For both buyers and sellers, a successful deal on price is a primary goal. However, external factors outside the owner-managers’ control can significantly impact a business’ valuation. These can include the wider economy, market volatility, consumer demand, how the sector in which the company operates is evolving, and more. If a certain sector is facing upheaval or a large technological shift, potential buyers are likewise apt to see this as a risk to be factored into their valuations.
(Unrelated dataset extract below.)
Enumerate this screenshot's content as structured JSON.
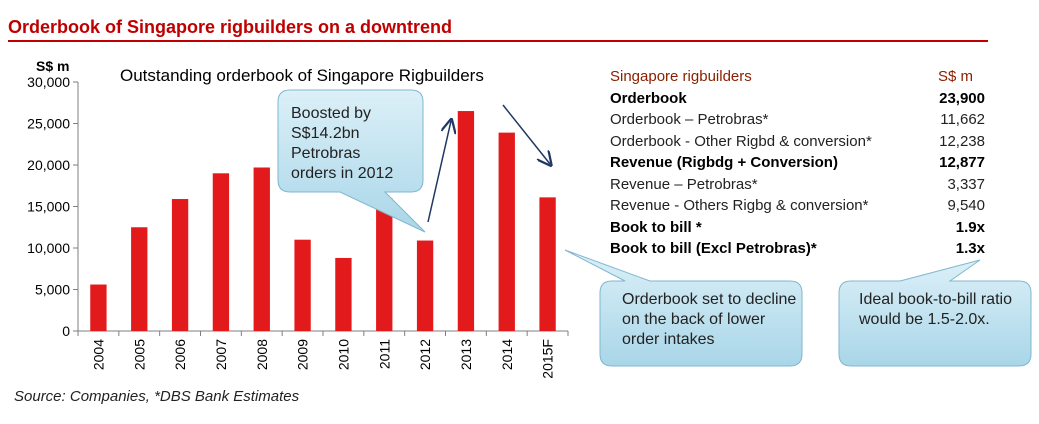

It’s important to keep abreast of the current state of the market for company transactions, keeping an eye on demand for deals and investors’ willingness to take on new projects. Recently, many experts in private equity have pointed to the robustness of today’s fundraising markets, citing deal-making at record levels and vast amounts of unspent capital ready to be deployed. A professional adviser can work with you to keep you informed on these developments and other trends impacting investors and the wider company transactions market.
Although the ideal conditions for a company sale are found in the sweet spot – where the right timing for the business coincides with that of the management and the markets – in the case that one of these parameters is not in alignment, it certainly isn’t “game over” for sellers. Engaging an expert adviser to work by your side to prepare your business for sale, connect you with potential buyers and to assess the strength of incoming bids can also help to maximise its outcome, even amidst adverse conditions.
Find the right timing for selling.
Many entrepreneurs approach the sale of a business with a deadline already in mind. However, careful selection of the ideal time frame is important to ensure the best possible deal and a smooth transaction.
Most UK corporate finance advisers agree that selling a business usually takes around six to nine months. However, sellers should anticipate a post-sale period in which as owner/manager they remain in the company for a length of time; this could be anywhere from a few months to a year or more.
Owner-managers who wish to leave the business quickly, for example if they want to turn their focus to their family or pursue other projects, should prepare for this by strengthening the business’ management team and passing responsibilities onto them as part of their pre-transaction preparations.